Variation in temperature can affect the expression of a variety of important fitness‐related behaviours, including those involved with mate attraction and selection, with consequences for the coordination of mating across variable environments. We examined how temperature influences the expression of male mating signals and female mate preferences—as well as the relationship between how male signals and female mate preferences change across temperatures (signal–preference temperature coupling)—in Enchenopa binotata treehoppers. These small plant‐feeding insects communicate using plantborne vibrations, and our field surveys indicate they experience significant natural variation in temperature during the mating season. We tested for signal–preference temperature coupling in four populations of E. binotata by manipulating temperature in a controlled laboratory environment. We measured the frequency of male signals—the trait for which females show strongest preference—and female peak preference—the signal frequency most preferred by females—across a range of biologically relevant temperatures (18°C–36°C). We found a strong effect of temperature on both male signals and female preferences, which generated signal–preference temperature coupling within each population. Even in a population in which male signals mismatched female preferences, the temperature coupling reinforces predicted directional selection across all temperatures. Additionally, we found similar thermal sensitivity in signals and preferences across populations even though populations varied in the mean frequency of male signals and female peak preference.
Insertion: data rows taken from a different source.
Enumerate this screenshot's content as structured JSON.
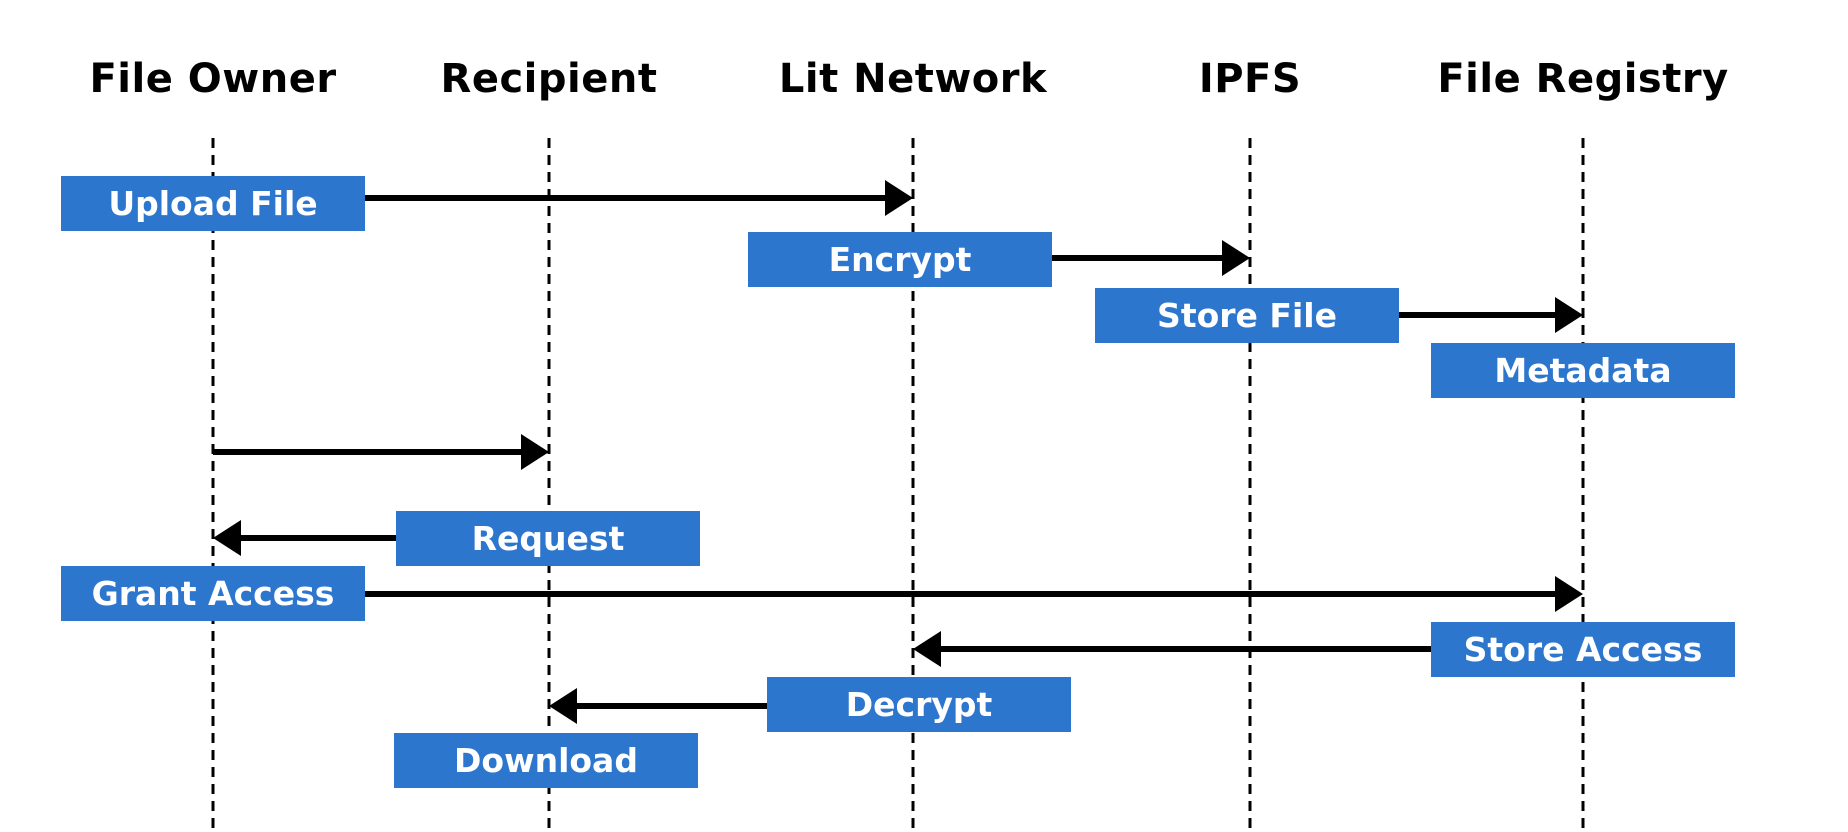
{
  "diagram": {
    "type": "sequence",
    "participants": [
      {
        "id": "owner",
        "label": "File Owner"
      },
      {
        "id": "recipient",
        "label": "Recipient"
      },
      {
        "id": "lit",
        "label": "Lit Network"
      },
      {
        "id": "ipfs",
        "label": "IPFS"
      },
      {
        "id": "registry",
        "label": "File Registry"
      }
    ],
    "steps": [
      {
        "label": "Upload File",
        "box_at": "owner",
        "from": "owner",
        "to": "lit"
      },
      {
        "label": "Encrypt",
        "box_at": "lit",
        "from": "lit",
        "to": "ipfs"
      },
      {
        "label": "Store File",
        "box_at": "ipfs",
        "from": "ipfs",
        "to": "registry"
      },
      {
        "label": "Metadata",
        "box_at": "registry",
        "from": null,
        "to": null
      },
      {
        "label": "",
        "box_at": null,
        "from": "owner",
        "to": "recipient"
      },
      {
        "label": "Request",
        "box_at": "recipient",
        "from": "recipient",
        "to": "owner"
      },
      {
        "label": "Grant Access",
        "box_at": "owner",
        "from": "owner",
        "to": "registry"
      },
      {
        "label": "Store Access",
        "box_at": "registry",
        "from": "registry",
        "to": "lit"
      },
      {
        "label": "Decrypt",
        "box_at": "lit",
        "from": "lit",
        "to": "recipient"
      },
      {
        "label": "Download",
        "box_at": "recipient",
        "from": null,
        "to": null
      }
    ],
    "colors": {
      "box_fill": "#2D76CE",
      "box_text": "#FFFFFF",
      "line": "#000000"
    }
  }
}
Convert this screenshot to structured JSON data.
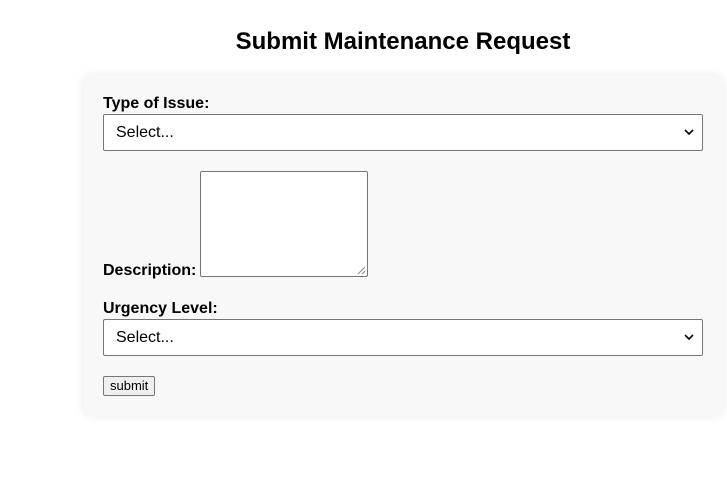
{
  "page": {
    "title": "Submit Maintenance Request"
  },
  "form": {
    "issue_type": {
      "label": "Type of Issue:",
      "selected": "Select..."
    },
    "description": {
      "label": "Description:",
      "value": ""
    },
    "urgency": {
      "label": "Urgency Level:",
      "selected": "Select..."
    },
    "submit_label": "submit"
  },
  "colors": {
    "card_background": "#f8f8f8",
    "control_border": "#767676",
    "button_background": "#efefef"
  },
  "icons": {
    "select_arrow": "chevron-down-icon",
    "resize_handle": "resize-grip-icon"
  }
}
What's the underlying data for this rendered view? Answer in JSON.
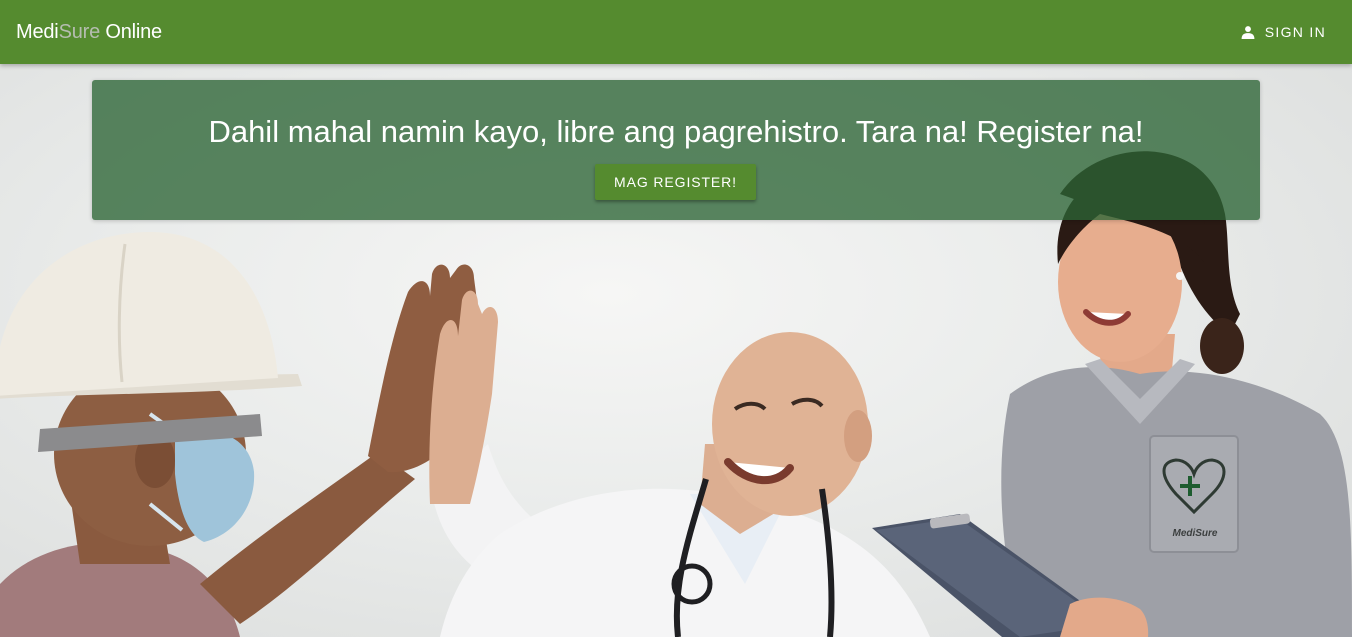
{
  "header": {
    "brand": {
      "part1": "Medi",
      "part2": "Sure",
      "part3": " Online"
    },
    "signin": {
      "icon": "person-icon",
      "label": "SIGN IN"
    }
  },
  "banner": {
    "headline": "Dahil mahal namin kayo, libre ang pagrehistro. Tara na! Register na!",
    "button_label": "MAG REGISTER!"
  },
  "hero": {
    "scrubs_logo_text": "MediSure"
  },
  "colors": {
    "appbar": "#558b2f",
    "banner": "#2c6434",
    "button": "#558b2f",
    "brand_muted": "#b5bdb0"
  }
}
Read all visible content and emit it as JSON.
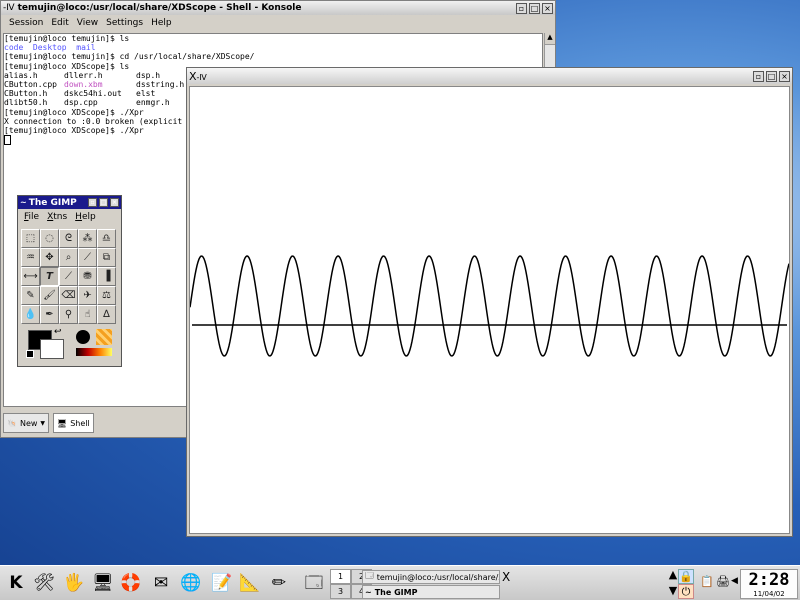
{
  "konsole": {
    "title": "temujin@loco:/usr/local/share/XDScope - Shell - Konsole",
    "menu": [
      "Session",
      "Edit",
      "View",
      "Settings",
      "Help"
    ],
    "terminal": {
      "line1": "[temujin@loco temujin]$ ls",
      "line2": [
        "code",
        "Desktop",
        "mail"
      ],
      "line3": "[temujin@loco temujin]$ cd /usr/local/share/XDScope/",
      "line4": "[temujin@loco XDScope]$ ls",
      "ls_rows": [
        [
          "alias.h",
          "dllerr.h",
          "dsp.h"
        ],
        [
          "CButton.cpp",
          "down.xbm",
          "dsstring.h"
        ],
        [
          "CButton.h",
          "dskc54hi.out",
          "elst"
        ],
        [
          "dlibt50.h",
          "dsp.cpp",
          "enmgr.h"
        ]
      ],
      "line9": "[temujin@loco XDScope]$ ./Xpr",
      "line10": "X connection to :0.0 broken (explicit",
      "line11": "[temujin@loco XDScope]$ ./Xpr"
    },
    "tabs": {
      "new": "New",
      "shell": "Shell"
    }
  },
  "xdscope": {
    "title": "X"
  },
  "gimp": {
    "title": "The GIMP",
    "menu": [
      "File",
      "Xtns",
      "Help"
    ]
  },
  "taskbar": {
    "pager": [
      "1",
      "2",
      "3",
      "4"
    ],
    "tasks": [
      {
        "label": "temujin@loco:/usr/local/share/XDScop"
      },
      {
        "label": "The GIMP"
      }
    ],
    "x_label": "X",
    "clock_time": "2:28",
    "clock_date": "11/04/02"
  },
  "colors": {
    "gimp_title": "#1a1a8c",
    "terminal_blue": "#5555ff",
    "terminal_magenta": "#c050c0"
  }
}
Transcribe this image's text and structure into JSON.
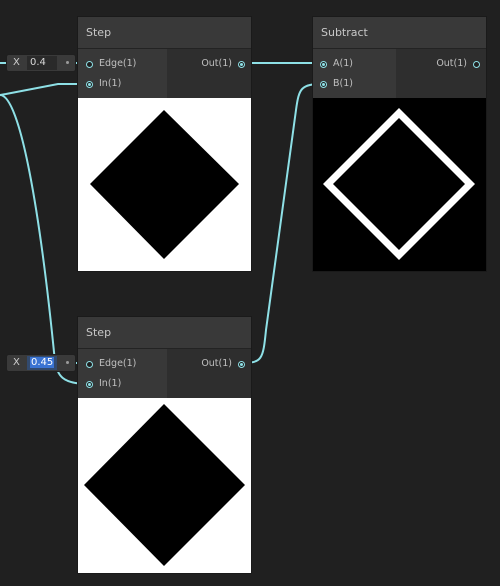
{
  "nodes": {
    "step_top": {
      "title": "Step",
      "inputs": [
        {
          "label": "Edge(1)"
        },
        {
          "label": "In(1)"
        }
      ],
      "output": {
        "label": "Out(1)"
      },
      "preview": "white-background-black-diamond"
    },
    "subtract": {
      "title": "Subtract",
      "inputs": [
        {
          "label": "A(1)"
        },
        {
          "label": "B(1)"
        }
      ],
      "output": {
        "label": "Out(1)"
      },
      "preview": "black-background-white-diamond-outline"
    },
    "step_bottom": {
      "title": "Step",
      "inputs": [
        {
          "label": "Edge(1)"
        },
        {
          "label": "In(1)"
        }
      ],
      "output": {
        "label": "Out(1)"
      },
      "preview": "white-background-black-diamond"
    }
  },
  "fields": {
    "edge_top": {
      "axis": "X",
      "value": "0.4"
    },
    "edge_bottom": {
      "axis": "X",
      "value": "0.45",
      "selected": true
    }
  },
  "colors": {
    "wire": "#8ee0e6",
    "canvas": "#202020",
    "node_header": "#393939",
    "node_body": "#2b2b2b"
  }
}
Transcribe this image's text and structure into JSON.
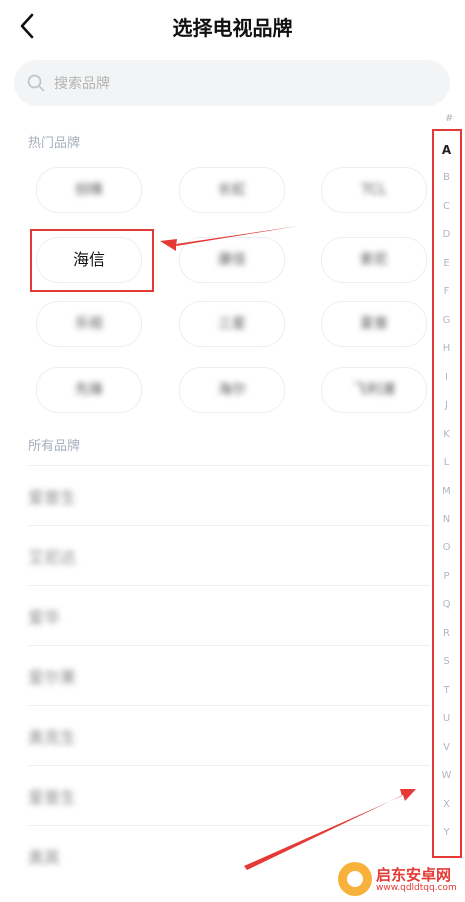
{
  "header": {
    "title": "选择电视品牌"
  },
  "search": {
    "placeholder": "搜索品牌"
  },
  "hot_brands": {
    "label": "热门品牌",
    "items": [
      {
        "label": "创维"
      },
      {
        "label": "长虹"
      },
      {
        "label": "TCL"
      },
      {
        "label": "海信"
      },
      {
        "label": "康佳"
      },
      {
        "label": "索尼"
      },
      {
        "label": "乐视"
      },
      {
        "label": "三星"
      },
      {
        "label": "夏普"
      },
      {
        "label": "先锋"
      },
      {
        "label": "海尔"
      },
      {
        "label": "飞利浦"
      }
    ]
  },
  "all_brands": {
    "label": "所有品牌",
    "items": [
      {
        "label": "爱普生"
      },
      {
        "label": "艾尼达"
      },
      {
        "label": "爱华"
      },
      {
        "label": "爱尔果"
      },
      {
        "label": "奥克生"
      },
      {
        "label": "爱普生"
      },
      {
        "label": "奥其"
      }
    ]
  },
  "alpha_index": {
    "hash": "#",
    "letters": [
      "A",
      "B",
      "C",
      "D",
      "E",
      "F",
      "G",
      "H",
      "I",
      "J",
      "K",
      "L",
      "M",
      "N",
      "O",
      "P",
      "Q",
      "R",
      "S",
      "T",
      "U",
      "V",
      "W",
      "X",
      "Y"
    ]
  },
  "watermark": {
    "title": "启东安卓网",
    "url": "www.qdldtqq.com"
  },
  "colors": {
    "annotation_red": "#e53935",
    "section_label": "#a6afbc"
  }
}
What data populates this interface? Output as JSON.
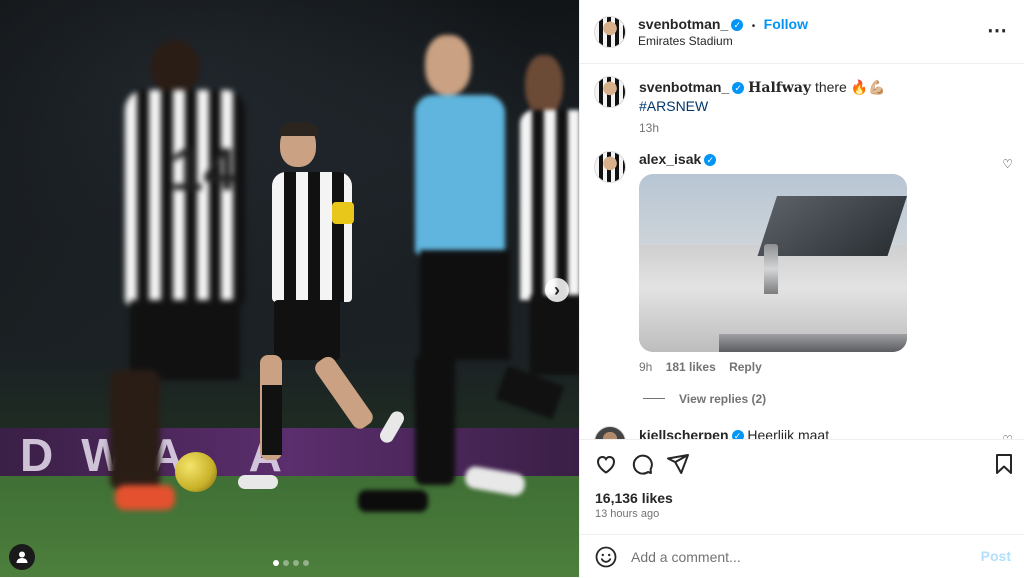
{
  "post": {
    "author": "svenbotman_",
    "location": "Emirates Stadium",
    "follow_label": "Follow",
    "dot_separator": "•",
    "caption_word": "𝐇𝐚𝐥𝐟𝐰𝐚𝐲",
    "caption_rest": "there 🔥💪🏼",
    "hashtag": "#ARSNEW",
    "caption_age": "13h",
    "likes": "16,136 likes",
    "posted": "13 hours ago",
    "carousel": {
      "slide_count": 4,
      "active_index": 0
    },
    "pitch_board_text": "DWA A",
    "shirt_number": "14"
  },
  "comments": [
    {
      "user": "alex_isak",
      "verified": true,
      "has_image": true,
      "age": "9h",
      "likes": "181 likes",
      "reply_label": "Reply",
      "view_replies": "View replies (2)"
    },
    {
      "user": "kjellscherpen",
      "verified": true,
      "text": "Heerlijk maat"
    }
  ],
  "add_comment": {
    "placeholder": "Add a comment...",
    "post_label": "Post"
  },
  "icons": {
    "more": "⋯",
    "next": "›",
    "heart": "♡",
    "verified": "✓"
  },
  "colors": {
    "accent": "#0095f6",
    "hashtag": "#00376b",
    "post_disabled": "#b2dffc"
  }
}
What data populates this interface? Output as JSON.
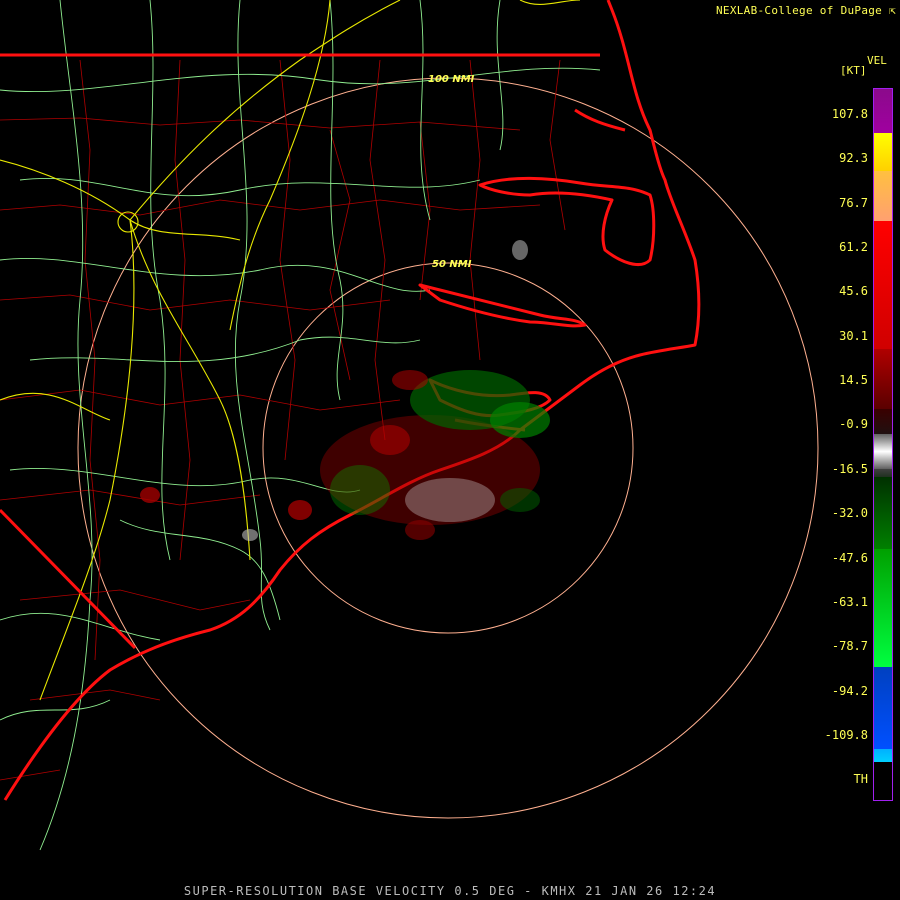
{
  "credit": "NEXLAB-College of DuPage",
  "credit_icon": "external-link-icon",
  "legend": {
    "product": "VEL",
    "units": "[KT]",
    "ticks": [
      "107.8",
      "92.3",
      "76.7",
      "61.2",
      "45.6",
      "30.1",
      "14.5",
      "-0.9",
      "-16.5",
      "-32.0",
      "-47.6",
      "-63.1",
      "-78.7",
      "-94.2",
      "-109.8",
      "TH"
    ],
    "colors": {
      "purple": "#8b0a8b",
      "yellow": "#ffff00",
      "orange": "#ffa070",
      "red": "#ff0000",
      "darkred": "#8b0000",
      "gray": "#a0a0a0",
      "darkgreen": "#006400",
      "green": "#00ff40",
      "blue": "#0050ff",
      "cyan": "#00b0ff"
    }
  },
  "rings": {
    "inner_label": "50 NMI",
    "outer_label": "100 NMI"
  },
  "footer": "SUPER-RESOLUTION BASE VELOCITY 0.5 DEG - KMHX 21 JAN 26 12:24"
}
Together, these results suggest that temperature variation should not affect the action of sexual selection via female choice, but rather should reinforce stabilizing selection in populations with signal–preference matches, and directional selection in those with signal–preference mismatches. Finally, we do not predict that thermal variation will disrupt the coordination of mating in this species by generating signal–preference mismatches at thermal extremes.